President David Maxwell and Madeleine Maxwell brought breakfast to all departments on campus in 2015 for a personal farewell. Below are recipes for dishes hand-made by Madeleine Maxwell.
1 ⅔ cups unbleached all-purpose flour
1 1/4 teaspoons dry mustard
1 teaspoon salt
1/4 teaspoon cayenne pepper
1/2 pound extra-sharp cheddar cheese, coarsely grated (2 . cups)
1 stick (4 ounces) unsalted butter, at room temperature
2 tablespoons water
1. Sift the flour, mustard, salt and cayenne into a medium bowl. Using an electric mixer, beat the cheese and butter on low speed until well blended. Gradually beat in the flour until completely incorporated. Add the water and beat for 1 minute.
2. Turn the dough out onto a lightly floured surface and knead 5 times. On a large sheet of wax paper, roll the dough into a 12-by-9-inch rectangle. Slide the dough onto a cookie sheet and refrigerate until chilled, about 15 minutes.
3. Preheat the oven to 425°. Cut the dough in half crosswise, then cut it into 6-by-14-inch strips. Transfer the strips to 2 cookie sheets. Bake 1 sheet at a time for about 14 minutes, or until the cheese straws are golden brown and crisp. Let cool slightly, then transfer to rack to cool completely.

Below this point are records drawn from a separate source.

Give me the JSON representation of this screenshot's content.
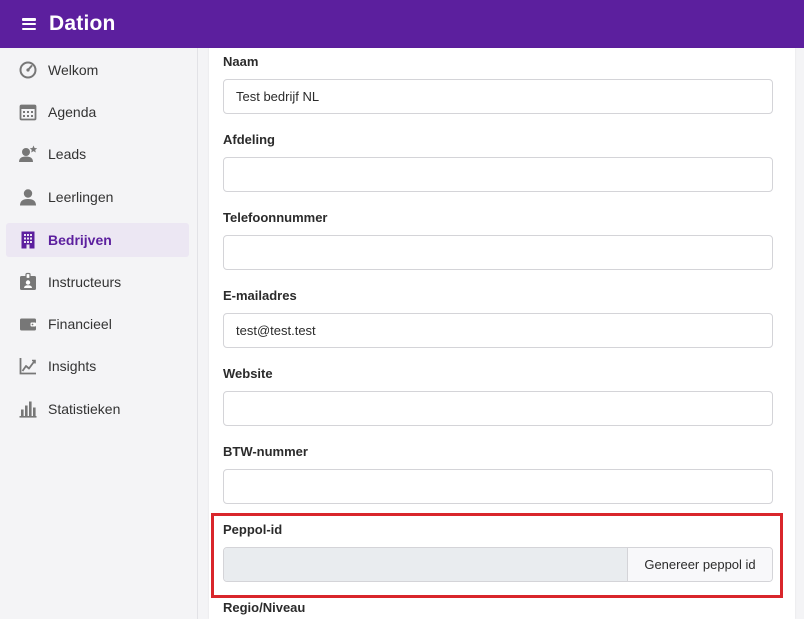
{
  "app": {
    "brand": "Dation"
  },
  "sidebar": {
    "items": [
      {
        "label": "Welkom",
        "icon": "speedometer-icon",
        "active": false
      },
      {
        "label": "Agenda",
        "icon": "calendar-icon",
        "active": false
      },
      {
        "label": "Leads",
        "icon": "user-star-icon",
        "active": false
      },
      {
        "label": "Leerlingen",
        "icon": "user-icon",
        "active": false
      },
      {
        "label": "Bedrijven",
        "icon": "building-icon",
        "active": true
      },
      {
        "label": "Instructeurs",
        "icon": "id-badge-icon",
        "active": false
      },
      {
        "label": "Financieel",
        "icon": "wallet-icon",
        "active": false
      },
      {
        "label": "Insights",
        "icon": "line-chart-icon",
        "active": false
      },
      {
        "label": "Statistieken",
        "icon": "bar-chart-icon",
        "active": false
      }
    ]
  },
  "form": {
    "naam": {
      "label": "Naam",
      "value": "Test bedrijf NL"
    },
    "afdeling": {
      "label": "Afdeling",
      "value": ""
    },
    "telefoon": {
      "label": "Telefoonnummer",
      "value": ""
    },
    "email": {
      "label": "E-mailadres",
      "value": "test@test.test"
    },
    "website": {
      "label": "Website",
      "value": ""
    },
    "btw": {
      "label": "BTW-nummer",
      "value": ""
    },
    "peppol": {
      "label": "Peppol-id",
      "value": "",
      "button": "Genereer peppol id"
    },
    "regio": {
      "label": "Regio/Niveau"
    }
  },
  "colors": {
    "brand": "#5c1f9e",
    "highlight": "#d9262b",
    "active_bg": "#ece7f3"
  }
}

Note: The Cheese Straws can be stored in an airtight container for up to 1 week. Be forewarned: they may not be as crisp but can be placed in the oven for a few minutes to regain the crispness. Use thyme and/or sage if you are serving with chicken or make it spicier to dip in salsa and so on.
Maddy’s Blueberry Cake
1/2 cup butter
1 1/2 cups sugar
1/2 cup sour cream
1 tsp. cinnamon
1 pt. blueberries (drained & floured)
2 1/2 cups Flour
1/2 cup Nuts
1 tsp. baking soda
1 tsp. baking powder
Put baking soda in sour cream and set aside. Cream butter and sugar. Sift dry ingredients. Add one egg at a time. Add sour cream and nuts. Bake 45+ minutes at 375° in tube pan. Add more blueberries if you want to—try not to let them touch the wall of the pan. When cake is cooled, dust with confectioners’ sugar.
Laura Goodenough Apple Cake
“From the NYT’s writer: This recipe is a favorite of my grandmother, who based it on a Laura Goodenough recipe she clipped out of an unknown newspaper many years ago. Over time, she has fine-tuned and perfected the recipe, producing a cake that is a perfect balance of sweet, tart, cakey, and moist. Whenmade with peaches or nectarines, the end result is entirely different, but equally delicious.” Madeleine Maxwell clipped this excerpt from the NYT Sunday decades ago.
6 firm-fleshed apples (granny smith work well)
5 tablespoons plus 1.5 cups sugar
5 teaspoons cinnamon
3 cups flour
3 teaspoons baking powder
1/2 teaspoon salt
1 cup vegetable oil
4 extra-large eggs (or 4.5 regular eggs)
5 1/2 tablespoons orange juice
1 tablespoon natural vanilla extract
Juice of 1/2 lemon or lime
1. Preheat oven to 375 degrees.
2. Peel, core, and slice apples into approx. 1/8 inch slices. Combine with five tablespoons sugar, cinnamon, and lemon or lime juice and set aside.
3. Sift the flour, remaining sugar, baking powder, and salt into a bowl. Make a well in the center and pour in the oil, eggs, orange juice, and vanilla.
4. Beat with a wooden spoon until well blended.
5. Spoon 1/3 of the batter into a greased 9" or 10" angel-food pan (aerosol oil/flour combination sprays work well). Make a ring of half the apple mixture (drained of excess moisture) on top, taking care not to have the apple mixture touching the sides of the pan.
6. Spoon another third of the batter over, make a ring of remaining apples, and top with remaining batter.
7. Bake for approximately 45 minutes (checking for doneness after 35) or until done. Cover top with aluminum foil if it begins to over-brown.
8. Allow to cool to lukewarm in pan before turning out onto a serving plate. Serve immediately while warm or store in freezer. Makes 10 servings.